Mason Hammond (1903 - 13 October 2002) was an American educator and scholar. He was a Harvard University professor, an authority on Latin and the history of Rome and the Roman Empire, and chairman of the board of trustees at St. Mark's School.

Professor Hammond's work has proven highly durable. His book City State and World State was still in print 51 years after it was first published as City-State and World State in Greek and Roman Political Theory Until Augustus. His book The Antonine Monarchy remained available 43 years after its first release.

==Biography==
Hammond was born and raised in Boston. He attended St. Mark's School. He graduated with a bachelor's degree summa cum laude from Harvard University in 1925, then studied at Oxford for three years, partially on a Rhodes Scholarship. He returned to Harvard in 1928 in a teaching position.

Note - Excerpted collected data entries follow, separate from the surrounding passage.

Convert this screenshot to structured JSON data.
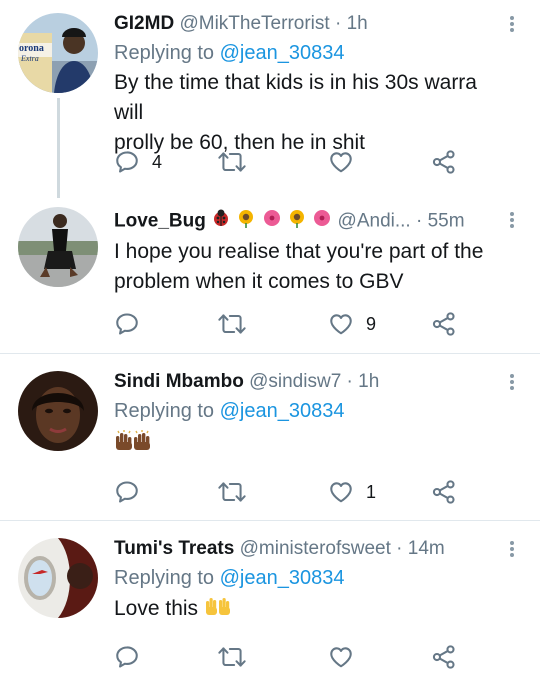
{
  "tweets": [
    {
      "display_name": "GI2MD",
      "handle": "@MikTheTerrorist",
      "separator": "·",
      "time": "1h",
      "replying_prefix": "Replying to",
      "replying_to": "@jean_30834",
      "text_line1": "By the time that kids is in his 30s warra will",
      "text_line2": "prolly be 60, then he in shit",
      "reply_count": "4",
      "retweet_count": "",
      "like_count": ""
    },
    {
      "display_name": "Love_Bug",
      "handle": "@Andi...",
      "separator": "·",
      "time": "55m",
      "text_line1": "I hope you realise that you're part of the",
      "text_line2": "problem when it comes to GBV",
      "reply_count": "",
      "retweet_count": "",
      "like_count": "9"
    },
    {
      "display_name": "Sindi Mbambo",
      "handle": "@sindisw7",
      "separator": "·",
      "time": "1h",
      "replying_prefix": "Replying to",
      "replying_to": "@jean_30834",
      "reply_count": "",
      "retweet_count": "",
      "like_count": "1"
    },
    {
      "display_name": "Tumi's Treats",
      "handle": "@ministerofsweet",
      "separator": "·",
      "time": "14m",
      "replying_prefix": "Replying to",
      "replying_to": "@jean_30834",
      "text_line1": "Love this",
      "reply_count": "",
      "retweet_count": "",
      "like_count": ""
    }
  ],
  "icons": {
    "reply": "reply-icon",
    "retweet": "retweet-icon",
    "like": "like-icon",
    "share": "share-icon",
    "more": "more-options-icon"
  },
  "colors": {
    "link": "#1b95e0",
    "secondary_text": "#657786",
    "icon": "#657786",
    "divider": "#e1e8ed"
  }
}
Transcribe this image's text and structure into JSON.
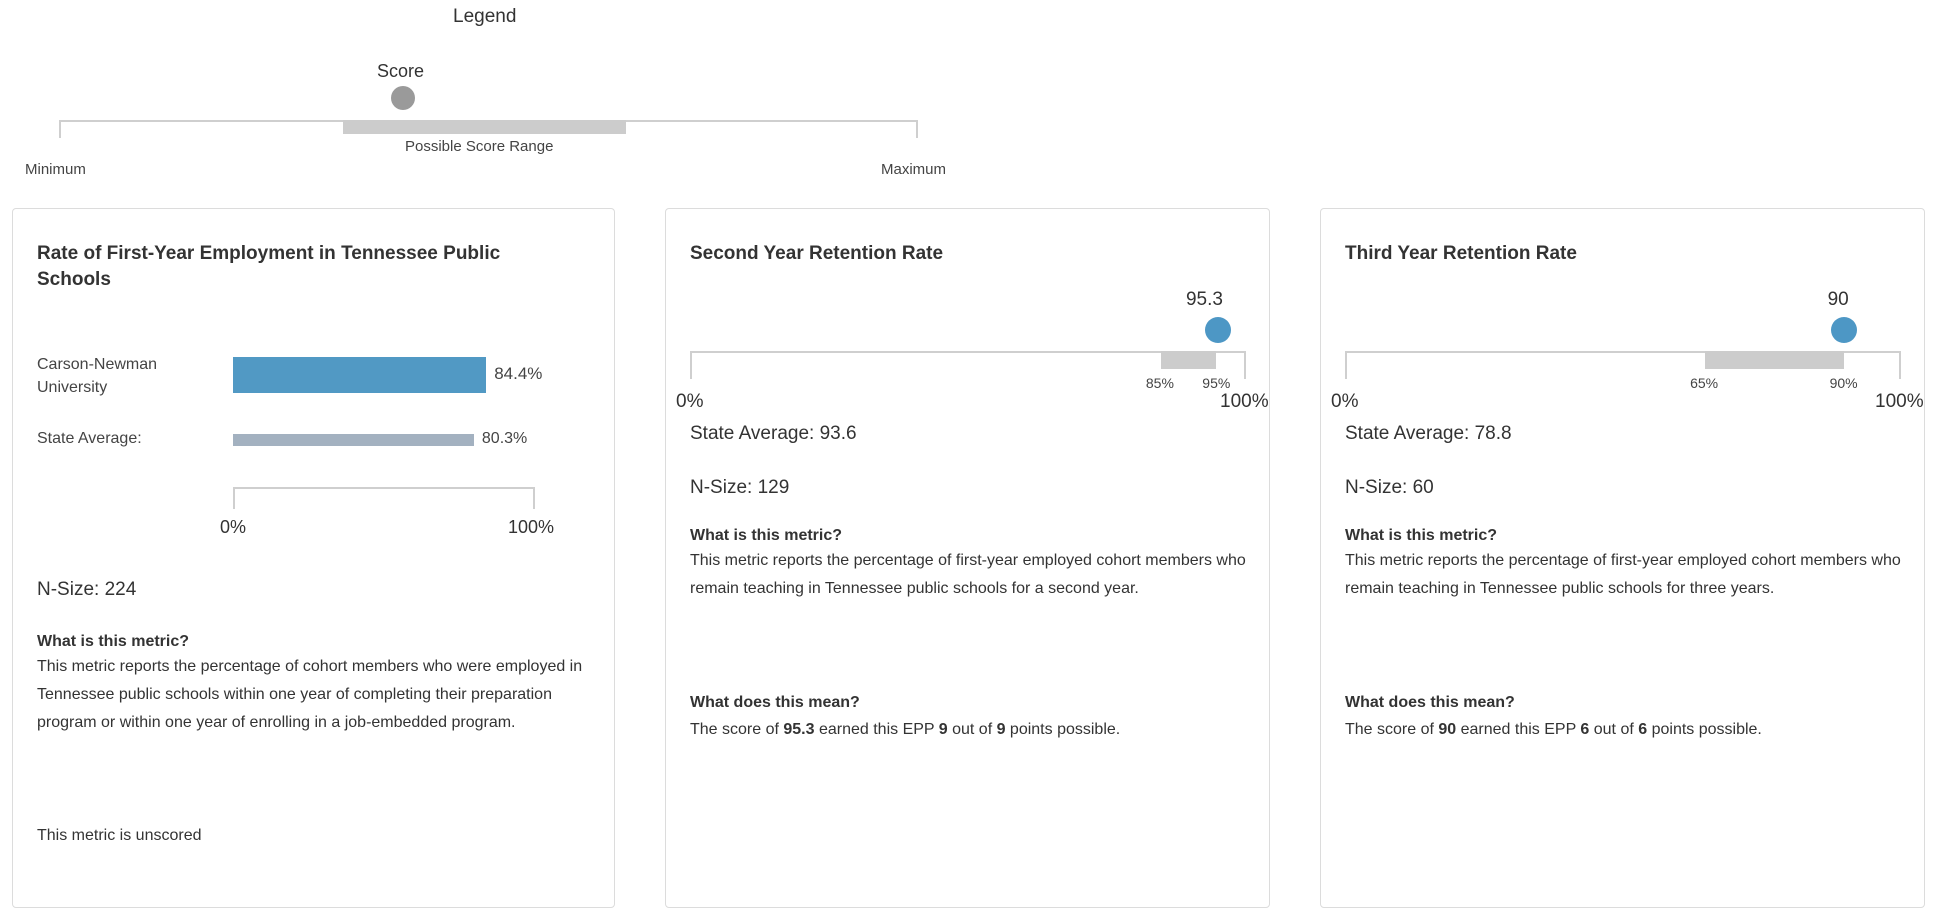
{
  "legend": {
    "title": "Legend",
    "score_label": "Score",
    "range_label": "Possible Score Range",
    "min_label": "Minimum",
    "max_label": "Maximum"
  },
  "colors": {
    "score_blue": "#4d97c5",
    "bar_blue": "#5199c4",
    "state_bar": "#a3b1c0",
    "band_gray": "#cccccc",
    "legend_dot": "#9a9a9a"
  },
  "cards": [
    {
      "title": "Rate of First-Year Employment in Tennessee Public Schools",
      "bars": [
        {
          "label": "Carson-Newman University",
          "value": 84.4,
          "value_label": "84.4%"
        },
        {
          "label": "State Average:",
          "value": 80.3,
          "value_label": "80.3%"
        }
      ],
      "axis_min_label": "0%",
      "axis_max_label": "100%",
      "nsize": "N-Size: 224",
      "what_heading": "What is this metric?",
      "what_text": "This metric reports the percentage of cohort members who were employed in Tennessee public schools within one year of completing their preparation program or within one year of enrolling in a job-embedded program.",
      "footer": "This metric is unscored"
    },
    {
      "title": "Second Year Retention Rate",
      "score": 95.3,
      "score_label": "95.3",
      "range_low": 85,
      "range_high": 95,
      "range_low_label": "85%",
      "range_high_label": "95%",
      "axis_min_label": "0%",
      "axis_max_label": "100%",
      "state_avg": "State Average: 93.6",
      "nsize": "N-Size: 129",
      "what_heading": "What is this metric?",
      "what_text": "This metric reports the percentage of first-year employed cohort members who remain teaching in Tennessee public schools for a second year.",
      "mean_heading": "What does this mean?",
      "mean_prefix": "The score of ",
      "mean_score": "95.3",
      "mean_mid": " earned this EPP ",
      "mean_earned": "9",
      "mean_mid2": " out of ",
      "mean_possible": "9",
      "mean_suffix": " points possible."
    },
    {
      "title": "Third Year Retention Rate",
      "score": 90,
      "score_label": "90",
      "range_low": 65,
      "range_high": 90,
      "range_low_label": "65%",
      "range_high_label": "90%",
      "axis_min_label": "0%",
      "axis_max_label": "100%",
      "state_avg": "State Average: 78.8",
      "nsize": "N-Size: 60",
      "what_heading": "What is this metric?",
      "what_text": "This metric reports the percentage of first-year employed cohort members who remain teaching in Tennessee public schools for three years.",
      "mean_heading": "What does this mean?",
      "mean_prefix": "The score of ",
      "mean_score": "90",
      "mean_mid": " earned this EPP ",
      "mean_earned": "6",
      "mean_mid2": " out of ",
      "mean_possible": "6",
      "mean_suffix": " points possible."
    }
  ]
}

Hammond directed classical studies at the American Academy in Rome from 1937 to 1939, as well as during the 1950s. His experience with Italian studies and educational institutions also included two stretches as the director of Harvard's Villa I Tatti in Florence.

During World War II, Hammond's services became invaluable. Initially assigned as an intelligence officer in Italy, Hammond was reassigned to the Monuments, Fine Arts, and Archives Office (MFAA) on the recommendation of the staff of the Roberts Commission. In May 1943, he was the first officer ordered to the field to serve in this position. He joined U.S. troops in northern Africa as they prepared to invade Sicily and southern Italy and subsequently traveled throughout Sicily, Italy, and later Germany as a Monuments officer. In this role, he recovered and protected works of art which had been confiscated by the previous regimes. For his work in the MFAA, Hammond received Italian and Dutch honors and the French Legion of Honor.

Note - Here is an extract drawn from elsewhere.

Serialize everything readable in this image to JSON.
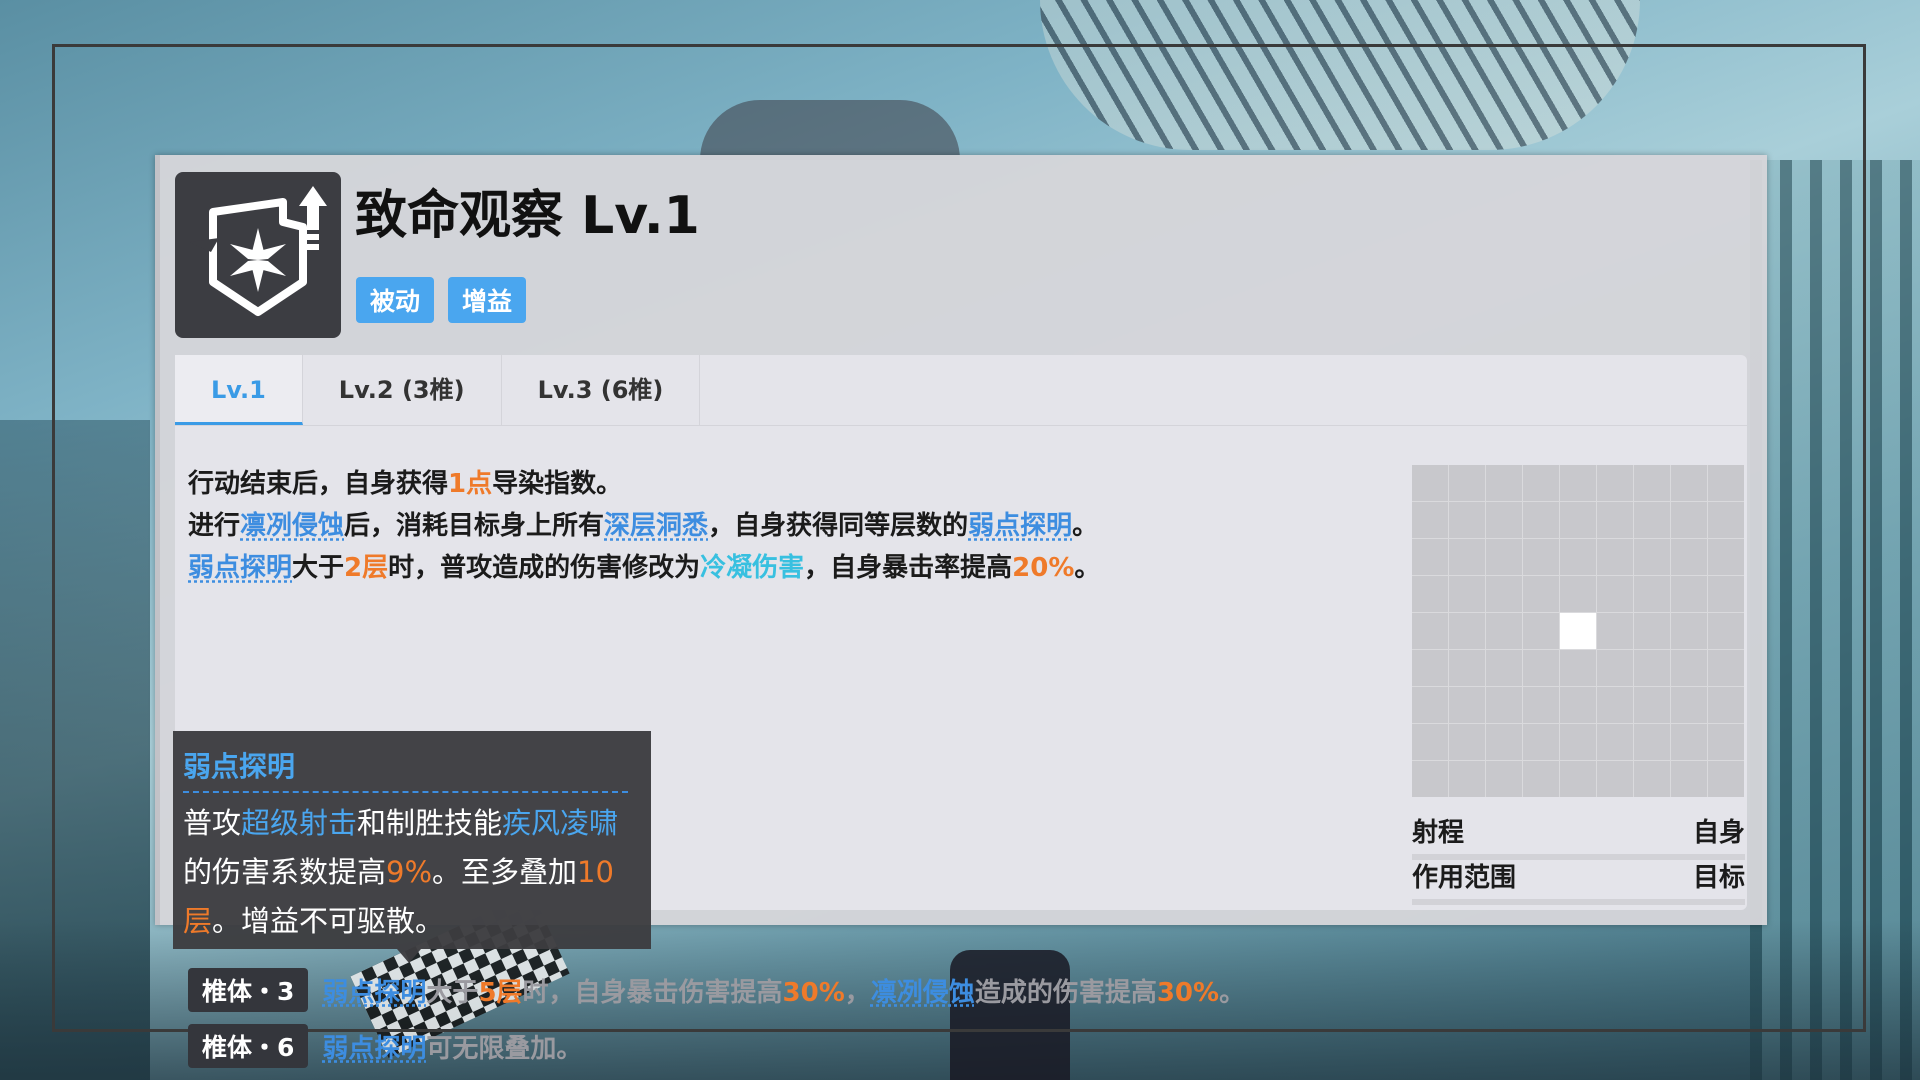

Hammond returned to Harvard after his war years and continued teaching, eventually being named Harvard's Pope professor of the Latin language and literature from 1950 until his 1973 retirement. After his retirement he served as Harvard Historian. He contributed extensively researched monographs on Harvard institutions including the stained glass in Memorial Hall, music at Commencement, Harvard china, Latin and Greek inscriptions found on the campus.

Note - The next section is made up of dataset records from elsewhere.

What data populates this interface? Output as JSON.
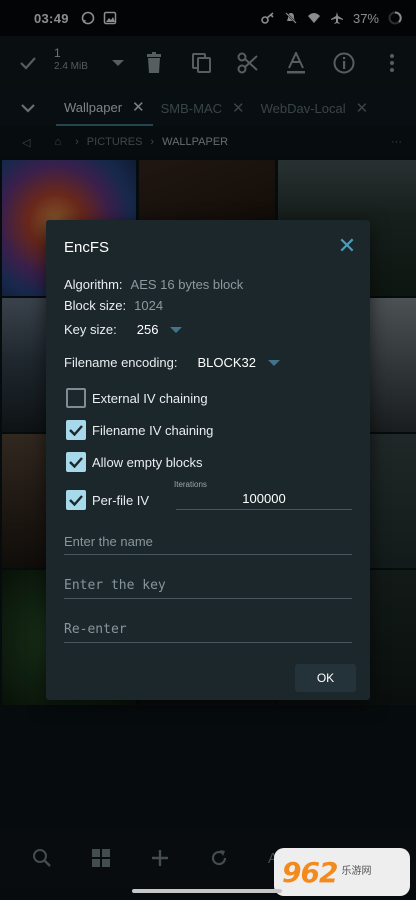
{
  "status_bar": {
    "time": "03:49",
    "battery": "37%",
    "icons": [
      "whatsapp-icon",
      "gallery-icon",
      "key-icon",
      "mute-icon",
      "wifi-icon",
      "airplane-icon",
      "battery-ring-icon"
    ]
  },
  "toolbar": {
    "selection_count": "1",
    "selection_size": "2.4 MiB",
    "actions": [
      "check-icon",
      "dropdown-icon",
      "delete-icon",
      "copy-icon",
      "cut-icon",
      "rename-icon",
      "info-icon",
      "more-icon"
    ]
  },
  "tabs": [
    {
      "label": "Wallpaper",
      "active": true
    },
    {
      "label": "SMB-MAC",
      "active": false
    },
    {
      "label": "WebDav-Local",
      "active": false
    }
  ],
  "breadcrumb": {
    "items": [
      "PICTURES",
      "WALLPAPER"
    ]
  },
  "dialog": {
    "title": "EncFS",
    "algorithm_label": "Algorithm:",
    "algorithm_value": "AES 16 bytes block",
    "block_size_label": "Block size:",
    "block_size_value": "1024",
    "key_size_label": "Key size:",
    "key_size_value": "256",
    "filename_encoding_label": "Filename encoding:",
    "filename_encoding_value": "BLOCK32",
    "checkboxes": [
      {
        "label": "External IV chaining",
        "checked": false
      },
      {
        "label": "Filename IV chaining",
        "checked": true
      },
      {
        "label": "Allow empty blocks",
        "checked": true
      },
      {
        "label": "Per-file IV",
        "checked": true
      }
    ],
    "iterations_label": "Iterations",
    "iterations_value": "100000",
    "name_placeholder": "Enter the name",
    "key_placeholder": "Enter the key",
    "reenter_placeholder": "Re-enter",
    "ok_label": "OK"
  },
  "bottom_bar": {
    "sort_label": "AZ",
    "icons": [
      "search-icon",
      "grid-icon",
      "add-icon",
      "refresh-icon",
      "sort-icon"
    ]
  },
  "watermark": {
    "logo_text": "962",
    "sub_text": "乐游网"
  },
  "colors": {
    "accent": "#4b9dbc",
    "checkbox_on": "#a8d9ea",
    "dialog_bg": "#1c272b"
  }
}
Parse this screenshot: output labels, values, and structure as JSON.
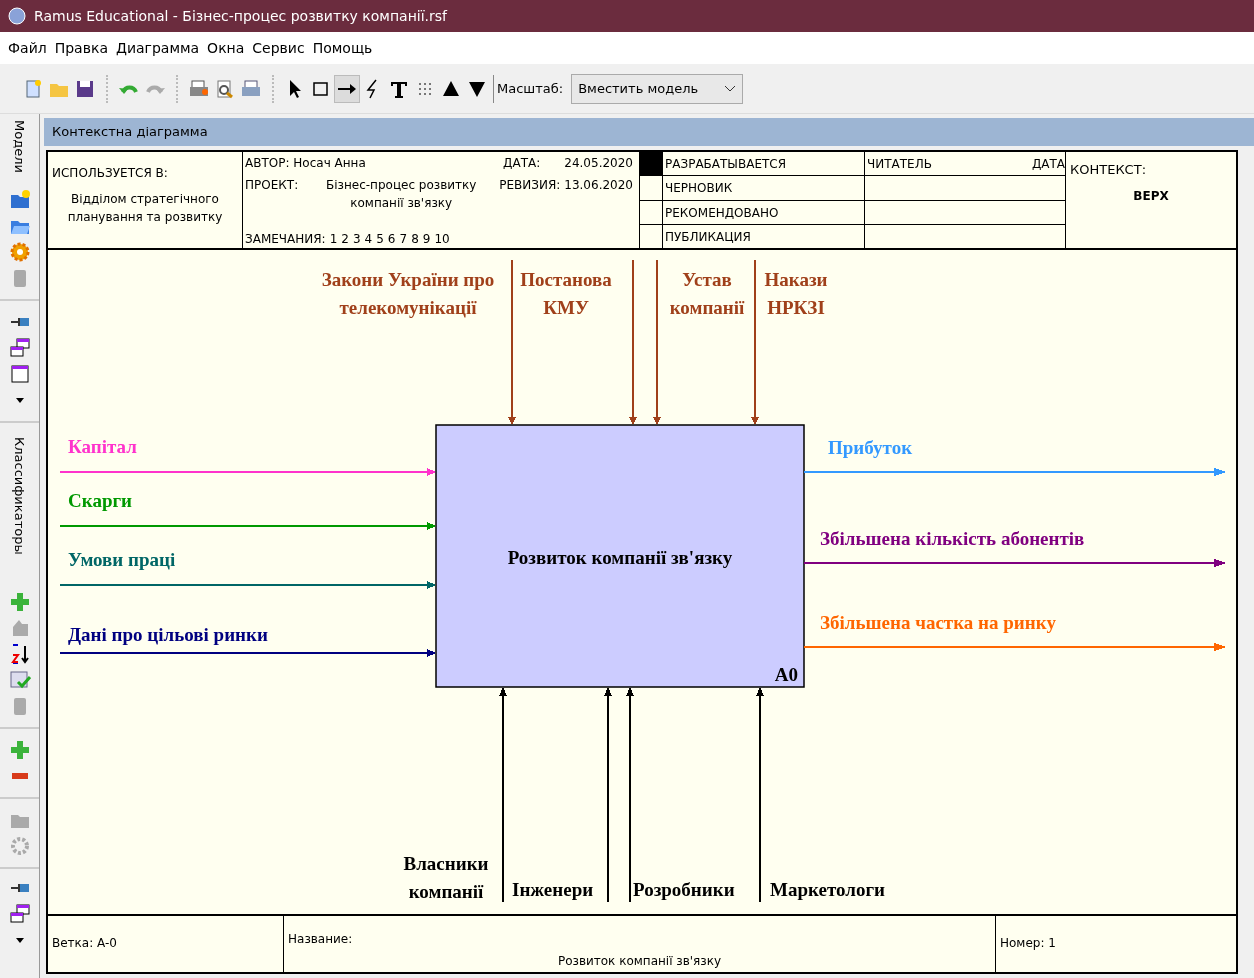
{
  "window": {
    "title": "Ramus Educational - Бізнес-процес розвитку компанії.rsf"
  },
  "menu": [
    "Файл",
    "Правка",
    "Диаграмма",
    "Окна",
    "Сервис",
    "Помощь"
  ],
  "toolbar": {
    "tools": [
      {
        "kind": "new",
        "selected": false
      },
      {
        "kind": "open",
        "selected": false
      },
      {
        "kind": "save",
        "selected": false
      },
      {
        "kind": "sep"
      },
      {
        "kind": "undo",
        "selected": false
      },
      {
        "kind": "redo",
        "selected": false
      },
      {
        "kind": "sep"
      },
      {
        "kind": "print",
        "selected": false
      },
      {
        "kind": "preview",
        "selected": false
      },
      {
        "kind": "printer",
        "selected": false
      },
      {
        "kind": "sep"
      },
      {
        "kind": "pointer",
        "selected": false
      },
      {
        "kind": "rect",
        "selected": false
      },
      {
        "kind": "arrow",
        "selected": true
      },
      {
        "kind": "squiggle",
        "selected": false
      },
      {
        "kind": "text",
        "selected": false
      },
      {
        "kind": "dots",
        "selected": false
      },
      {
        "kind": "up",
        "selected": false
      },
      {
        "kind": "down",
        "selected": false
      }
    ],
    "zoom_label": "Масштаб:",
    "zoom_value": "Вместить модель"
  },
  "sidebar": {
    "tabs": [
      "Модели",
      "Классификаторы"
    ]
  },
  "diagram_tab": "Контекстна діаграмма",
  "header": {
    "used_in_label": "ИСПОЛЬЗУЕТСЯ В:",
    "used_in": "Відділом стратегічного планування та розвитку",
    "author": "АВТОР: Носач Анна",
    "date_label": "ДАТА:",
    "date": "24.05.2020",
    "project_label": "ПРОЕКТ:",
    "project": "Бізнес-процес розвитку компанії зв'язку",
    "revision_label": "РЕВИЗИЯ:",
    "revision": "13.06.2020",
    "notes_label": "ЗАМЕЧАНИЯ:",
    "notes": [
      "1",
      "2",
      "3",
      "4",
      "5",
      "6",
      "7",
      "8",
      "9",
      "10"
    ],
    "statuses": [
      {
        "label": "РАЗРАБАТЫВАЕТСЯ",
        "selected": true
      },
      {
        "label": "ЧЕРНОВИК",
        "selected": false
      },
      {
        "label": "РЕКОМЕНДОВАНО",
        "selected": false
      },
      {
        "label": "ПУБЛИКАЦИЯ",
        "selected": false
      }
    ],
    "reader": "ЧИТАТЕЛЬ",
    "reader_date": "ДАТА",
    "context_label": "КОНТЕКСТ:",
    "context": "ВЕРХ"
  },
  "diagram": {
    "activity": {
      "title": "Розвиток компанії зв'язку",
      "number": "A0"
    },
    "arrows": [
      {
        "kind": "control",
        "lines": [
          "Закони України про",
          "телекомунікації"
        ],
        "color": "#a0401a"
      },
      {
        "kind": "control",
        "lines": [
          "Постанова",
          "КМУ"
        ],
        "color": "#a0401a"
      },
      {
        "kind": "control",
        "lines": [
          "Устав",
          "компанії"
        ],
        "color": "#a0401a"
      },
      {
        "kind": "control",
        "lines": [
          "Накази",
          "НРКЗІ"
        ],
        "color": "#a0401a"
      },
      {
        "kind": "input",
        "lines": [
          "Капітал"
        ],
        "color": "#ff33cc"
      },
      {
        "kind": "input",
        "lines": [
          "Скарги"
        ],
        "color": "#009900"
      },
      {
        "kind": "input",
        "lines": [
          "Умови праці"
        ],
        "color": "#006666"
      },
      {
        "kind": "input",
        "lines": [
          "Дані про цільові ринки"
        ],
        "color": "#000080"
      },
      {
        "kind": "output",
        "lines": [
          "Прибуток"
        ],
        "color": "#3399ff"
      },
      {
        "kind": "output",
        "lines": [
          "Збільшена кількість абонентів"
        ],
        "color": "#800080"
      },
      {
        "kind": "output",
        "lines": [
          "Збільшена частка на ринку"
        ],
        "color": "#ff6600"
      },
      {
        "kind": "mechanism",
        "lines": [
          "Власники",
          "компанії"
        ],
        "color": "#000000"
      },
      {
        "kind": "mechanism",
        "lines": [
          "Інженери"
        ],
        "color": "#000000"
      },
      {
        "kind": "mechanism",
        "lines": [
          "Розробники"
        ],
        "color": "#000000"
      },
      {
        "kind": "mechanism",
        "lines": [
          "Маркетологи"
        ],
        "color": "#000000"
      }
    ]
  },
  "footer": {
    "node": "Ветка:  A-0",
    "name_label": "Название:",
    "name": "Розвиток компанії зв'язку",
    "number": "Номер: 1"
  }
}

Hammond married Florence Pierson. They had three daughters. She preceded him in death.

==Published works==
- The Augustan Principate in Theory and Practice During the Julio-Claudian Period, rev. ed. 1968.
- The Menaechmi of Plautus
- The City in The Ancient World
- The Antonine Monarchy
- City State and World State (first published as "City-State and World State in Greek and Roman Political Theory Until Augustus")
- Aeneas to Augustus: A Beginning Latin Reader for College Students (Co-authored with Anne Amory)

==Awards and recognitions==
- Honorary Doctor of Letters degree at the 1994 Harvard Commencement.
- The Harvard Medal from the Harvard Alumni Association in 1987.
- As an undergraduate, Hammond received the Wendell Scholarship, awarded on the basis of academic achievement and contribution to the College community.